Confederate Battle Flag in the Capitol: A ‘Jarring’ First in U.S. History
A Muslim American college student said he had fought back tears when he saw the image of a Trump supporter carrying the Confederate battle flag through the halls of the Capitol on Wednesday.
A Black Senate aide who for years has walked confidently through the halls of Congress said his feelings of safety had crumbled when he saw the photo.
And a Black historian said she had immediately thought of James Byrd, the Black Texas man who was dragged to death by white supremacists in a pickup truck in 1998.
The historian, Mary Frances Berry, a professor of history at the University of Pennsylvania, said she had felt “disgust” and recalled “wanting to scream.”
“To see it flaunted right in front of your face, in the United States Capitol, the heart of the government, was simply outrageous,” she said.
Amid the images and videos that emerged from Wednesday’s rampage, the sight of a man casually carrying the Confederate battle flag outside the Senate floor was a piercing reminder of the persistence of white supremacism more than 150 years after the end of the Civil War.
Months after statues of Confederate leaders and racist figures were removed or torn down around the world, an unidentified man in bluejeans and a black sweatshirt carried the emblem of racism through the Ohio Clock corridor, past a portrait of Senator Charles Sumner of Massachusetts, an abolitionist.
The emblem has appeared in the Capitol before.
The Mississippi flag, which once featured the Confederate symbol prominently, hung in the Capitol until June 2020, when it was replaced after a vote by the State Legislature to remove the emblem.
But Wednesday was the first time that someone had managed to bring the flag into the building as an act of insurrection, according to historians.
The man carrying the flag faced less stringent security than that encountered by the Confederate soldiers who failed to penetrate Union forts guarding the Capitol during the Battle of Fort Stevens on July 11 and 12, 1864, said William Blair, professor emeritus of history at Penn State and the former director of the George and Ann Richards Civil War Era Center at the university.
“The Confederate flag made it deeper into Washington on Jan. 6, 2021, than it did during the Civil War,” he said.
The sight, Professor Blair said, was “jarring and disheartening.”
“There is so much confusion about people who fly that flag,” he said. “But even if they try to divorce slavery from it — which you can’t — how do you justify waving the flag of a confederacy that tried to tear the country apart, then call yourself a patriot?”
Representative Colin Allred, a Black Democrat from Texas, said his wife had been texting him while he was on the House floor to see if he was safe and had sent him an image of the man with the flag.
The photo was confirmation, he said, that those who had stormed the Capitol were “tied deeply” to white supremacism.
“That is something that will stay with me,” Mr.
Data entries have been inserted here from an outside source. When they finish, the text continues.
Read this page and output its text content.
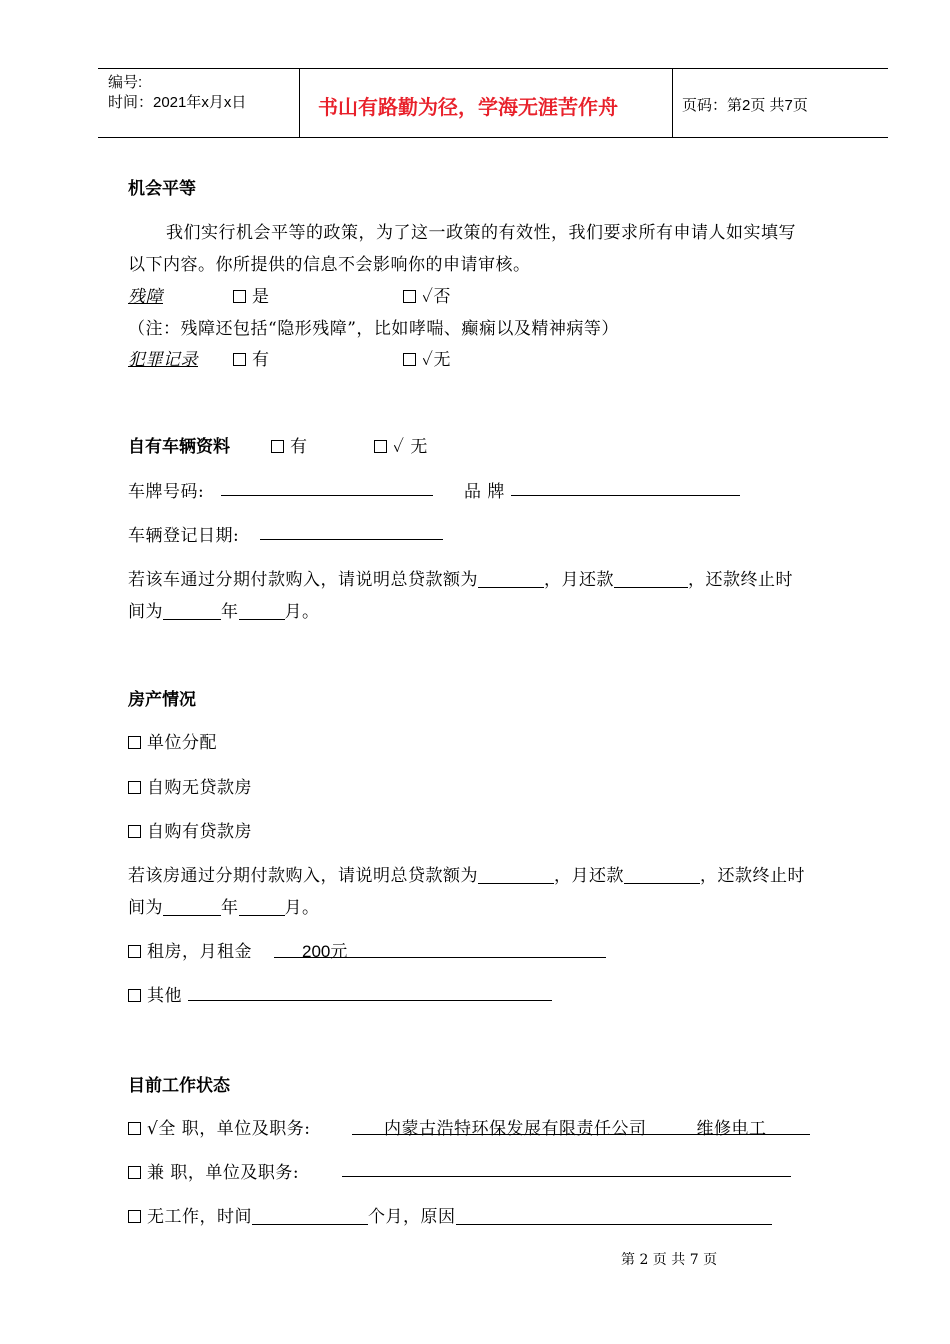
编号:
时间：2021年x月x日	书山有路勤为径，学海无涯苦作舟	页码：第2页 共7页
机会平等
我们实行机会平等的政策，为了这一政策的有效性，我们要求所有申请人如实填写
以下内容。你所提供的信息不会影响你的申请审核。
残障	是	✓否
（注：残障还包括“隐形残障”，比如哮喘、癫痫以及精神病等）
犯罪记录	有	✓无
自有车辆资料	有	✓ 无
车牌号码:	品 牌
车辆登记日期:
若该车通过分期付款购入，请说明总贷款额为	，月还款	，还款终止时
间为	年	月。
房产情况
单位分配
自购无贷款房
自购有贷款房
若该房通过分期付款购入，请说明总贷款额为	，月还款	，还款终止时
间为	年	月。
租房，月租金	200元
其他
目前工作状态
√全 职，单位及职务:	内蒙古浩特环保发展有限责任公司	维修电工
兼 职，单位及职务:
无工作，时间	个月，原因
第 2 页 共 7 页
Allred said. “They set up a noose and scaffolding on the Capitol Hill. This event has to be a wake-up call.”
Josh Delaney, a deputy legislative director for Senator Elizabeth Warren, said he had been at home, watching the riot unfold on television, when the photo appeared on the screen.
“It was like time stopped,” he said. “My stomach dropped. I don’t know if I stopped breathing, but it was shock. I can only imagine that’s what it must be like to be really in shock.”
Mr. Delaney, who wrote in The Boston Globe about seeing the flag, is Black and grew up in Georgia, where the flag was a painful but commonplace reminder of where he was not welcome.
He said he had never expected to see the flag in the Capitol, where he has worked for more than six years.
“I have always felt like this is the safest place I could ever be if anything ever happens,” Mr. Delaney, 31, said. “To have that illusion shattered, I don’t know that I’ll ever have that same feeling again.”
Raheel Tauyyab, a junior at the University of Virginia, said he had learned about the flag from a professor who was monitoring the news about the riot on his computer during a virtual class Wednesday afternoon.
Mr. Tauyyab, 20, a Muslim American who said his goal was to one day work at the Capitol, said he could not forget the traumatized look on his professor’s face.
“I won’t lie: I did shed a tear,” he said. “It was really stabbing to the heart to see something like that happen.”
The Rev. Robert W. Lee IV, a great-great-great-great-nephew of Gen. Robert E. Lee who has supported broad removal of statues of his ancestor, said he had been struggling with what he was planning to tell congregants on Sunday at his nondenominational church, the Unifour Church in Newton, N.C.
He said he could not get the sight of the flag “desecrating” the Capitol out of his mind.
“It shook me to my core in a way that other images haven’t over the past four years,” he said. Since Wednesday, he said, he has sat at his computer and struggled to come up with the right words.
“It struck me as something that, in this moment, as someone who is supposed to know what to say as a clergy person, I have nothing,” he said. “I’ve got nothing on this.”